Xtra-Computing / thundergbm

ThunderGBM: Fast GBDTs and Random Forests on GPUs
Apache License 2.0
689 stars 84 forks source link

Problems with random forest classifier when using more and deeper leaners #80

Open OswaldHongyu opened 1 year ago

OswaldHongyu commented 1 year ago

Hi, I'm new to thunderGBM,

I just run the example of random forest ''' from thundergbm import TGBMClassifier from sklearn.datasets import load_digits from sklearn.metrics import accuracy_score

x, y = load_digits(return_X_y=True) clf = TGBMClassifier(bagging=1,depth=12, n_trees=1,n_parallel_trees=100) clf.fit(x, y) y_pred = clf.predict(x) accuracy = accuracy_score(y, y_pred) print(accuracy) ''' and several problems have arisen:

First, I watch the verbose and found that, when set "n_trees=1", the classifier only use 1 leaner, no matter how I set the value of "n_parallel_trees", contrary to the claim in issue #42 .
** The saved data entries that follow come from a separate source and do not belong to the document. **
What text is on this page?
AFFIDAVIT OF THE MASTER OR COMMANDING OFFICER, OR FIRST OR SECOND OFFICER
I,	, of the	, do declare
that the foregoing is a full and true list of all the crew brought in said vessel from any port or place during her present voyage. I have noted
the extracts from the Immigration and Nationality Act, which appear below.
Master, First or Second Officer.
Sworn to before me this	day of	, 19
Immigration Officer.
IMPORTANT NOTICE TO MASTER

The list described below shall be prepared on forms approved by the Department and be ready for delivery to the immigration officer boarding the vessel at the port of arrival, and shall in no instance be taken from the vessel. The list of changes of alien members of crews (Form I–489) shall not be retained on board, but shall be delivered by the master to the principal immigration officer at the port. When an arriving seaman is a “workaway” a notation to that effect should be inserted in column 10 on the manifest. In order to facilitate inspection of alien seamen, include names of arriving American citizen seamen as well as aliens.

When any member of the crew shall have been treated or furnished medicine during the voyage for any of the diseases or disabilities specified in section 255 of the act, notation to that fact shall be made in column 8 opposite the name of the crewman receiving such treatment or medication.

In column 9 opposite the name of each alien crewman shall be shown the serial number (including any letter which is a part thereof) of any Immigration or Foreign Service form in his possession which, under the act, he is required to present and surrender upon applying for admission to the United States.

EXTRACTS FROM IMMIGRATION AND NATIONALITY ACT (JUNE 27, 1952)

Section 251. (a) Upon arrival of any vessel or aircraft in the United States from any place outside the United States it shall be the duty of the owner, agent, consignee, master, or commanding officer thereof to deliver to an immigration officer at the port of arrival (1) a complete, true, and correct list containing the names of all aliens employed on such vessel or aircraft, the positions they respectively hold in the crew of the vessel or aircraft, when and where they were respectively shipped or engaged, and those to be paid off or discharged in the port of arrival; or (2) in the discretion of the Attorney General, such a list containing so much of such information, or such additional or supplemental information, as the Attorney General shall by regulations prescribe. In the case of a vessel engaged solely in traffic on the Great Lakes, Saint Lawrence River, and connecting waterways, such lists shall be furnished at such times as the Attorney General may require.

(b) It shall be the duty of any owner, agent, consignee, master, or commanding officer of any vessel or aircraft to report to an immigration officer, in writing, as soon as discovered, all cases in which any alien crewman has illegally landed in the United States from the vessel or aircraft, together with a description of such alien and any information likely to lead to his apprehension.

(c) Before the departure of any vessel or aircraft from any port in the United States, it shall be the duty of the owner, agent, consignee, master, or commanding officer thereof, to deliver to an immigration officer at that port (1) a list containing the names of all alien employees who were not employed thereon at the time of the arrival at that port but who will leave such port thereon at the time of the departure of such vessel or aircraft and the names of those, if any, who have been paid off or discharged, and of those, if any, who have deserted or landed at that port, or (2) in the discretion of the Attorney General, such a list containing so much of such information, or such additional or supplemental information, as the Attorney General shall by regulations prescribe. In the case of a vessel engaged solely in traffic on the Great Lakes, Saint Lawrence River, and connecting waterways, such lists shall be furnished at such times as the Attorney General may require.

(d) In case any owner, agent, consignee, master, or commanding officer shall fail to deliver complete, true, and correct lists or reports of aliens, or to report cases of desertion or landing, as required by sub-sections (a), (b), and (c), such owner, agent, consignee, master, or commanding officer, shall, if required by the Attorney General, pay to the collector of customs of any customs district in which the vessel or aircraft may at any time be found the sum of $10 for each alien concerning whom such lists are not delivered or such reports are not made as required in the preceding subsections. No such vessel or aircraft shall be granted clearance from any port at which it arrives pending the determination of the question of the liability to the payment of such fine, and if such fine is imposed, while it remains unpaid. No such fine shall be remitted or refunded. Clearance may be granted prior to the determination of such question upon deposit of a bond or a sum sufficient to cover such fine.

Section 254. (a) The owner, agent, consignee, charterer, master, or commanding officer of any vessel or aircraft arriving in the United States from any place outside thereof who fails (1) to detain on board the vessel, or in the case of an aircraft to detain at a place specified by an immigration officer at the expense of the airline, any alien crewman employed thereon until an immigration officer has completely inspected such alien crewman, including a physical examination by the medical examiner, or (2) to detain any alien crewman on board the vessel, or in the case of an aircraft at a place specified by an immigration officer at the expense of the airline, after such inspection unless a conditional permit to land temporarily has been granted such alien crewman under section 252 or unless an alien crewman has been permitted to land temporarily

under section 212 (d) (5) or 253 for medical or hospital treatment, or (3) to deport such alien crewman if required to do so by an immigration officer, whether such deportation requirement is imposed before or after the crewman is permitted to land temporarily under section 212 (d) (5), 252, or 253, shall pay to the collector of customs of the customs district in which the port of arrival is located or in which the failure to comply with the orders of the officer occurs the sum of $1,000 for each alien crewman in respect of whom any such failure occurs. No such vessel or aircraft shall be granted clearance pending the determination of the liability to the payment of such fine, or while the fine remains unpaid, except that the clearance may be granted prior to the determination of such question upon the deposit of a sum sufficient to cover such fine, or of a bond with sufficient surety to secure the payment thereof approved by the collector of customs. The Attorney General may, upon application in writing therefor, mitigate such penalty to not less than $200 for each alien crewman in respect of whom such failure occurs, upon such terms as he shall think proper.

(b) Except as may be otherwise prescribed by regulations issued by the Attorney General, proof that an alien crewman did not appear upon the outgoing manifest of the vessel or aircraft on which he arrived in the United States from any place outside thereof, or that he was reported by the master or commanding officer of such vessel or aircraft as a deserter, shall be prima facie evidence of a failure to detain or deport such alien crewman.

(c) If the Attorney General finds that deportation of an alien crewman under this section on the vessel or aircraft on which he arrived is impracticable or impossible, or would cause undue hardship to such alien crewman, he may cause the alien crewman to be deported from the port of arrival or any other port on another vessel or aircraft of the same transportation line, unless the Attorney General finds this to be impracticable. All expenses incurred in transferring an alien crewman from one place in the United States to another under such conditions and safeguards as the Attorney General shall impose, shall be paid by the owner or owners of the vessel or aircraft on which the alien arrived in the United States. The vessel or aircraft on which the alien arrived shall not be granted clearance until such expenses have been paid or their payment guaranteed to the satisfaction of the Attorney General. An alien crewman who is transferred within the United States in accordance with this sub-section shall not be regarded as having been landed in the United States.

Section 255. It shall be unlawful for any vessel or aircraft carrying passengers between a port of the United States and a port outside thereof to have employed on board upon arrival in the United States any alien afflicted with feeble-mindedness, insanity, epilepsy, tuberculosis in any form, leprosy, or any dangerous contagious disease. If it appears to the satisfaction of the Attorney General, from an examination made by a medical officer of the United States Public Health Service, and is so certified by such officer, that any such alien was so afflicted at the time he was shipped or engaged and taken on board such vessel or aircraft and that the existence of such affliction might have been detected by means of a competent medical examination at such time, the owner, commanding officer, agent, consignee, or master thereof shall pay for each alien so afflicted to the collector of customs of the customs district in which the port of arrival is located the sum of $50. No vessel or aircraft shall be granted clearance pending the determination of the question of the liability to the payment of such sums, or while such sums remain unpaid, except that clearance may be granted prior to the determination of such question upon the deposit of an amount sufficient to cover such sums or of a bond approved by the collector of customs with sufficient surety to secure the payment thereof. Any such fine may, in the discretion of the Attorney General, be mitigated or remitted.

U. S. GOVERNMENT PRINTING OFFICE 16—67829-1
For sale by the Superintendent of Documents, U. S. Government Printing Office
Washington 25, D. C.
Furthermore, I try more and deeper learners, when "depth" is more than 20, or "n_trees" more than 70, the program may well crash. When I use python file, it turns out to be a Segmentation fault (core dumped), when I use jupyter notebook, the kernel died. When I try a large dataset with millions of samples, it crashed even when converting csr to csc. Cause I'm using a workstation with a CPU of 32 cores, 128 GB memory, and a RTX 3090 GPU, I don't believe this is a hardware issue. Is thunderGBM only capable to train really small forests on small datasets ? That's unacceptable. I'm confused and hope to see the power of thunderGBM.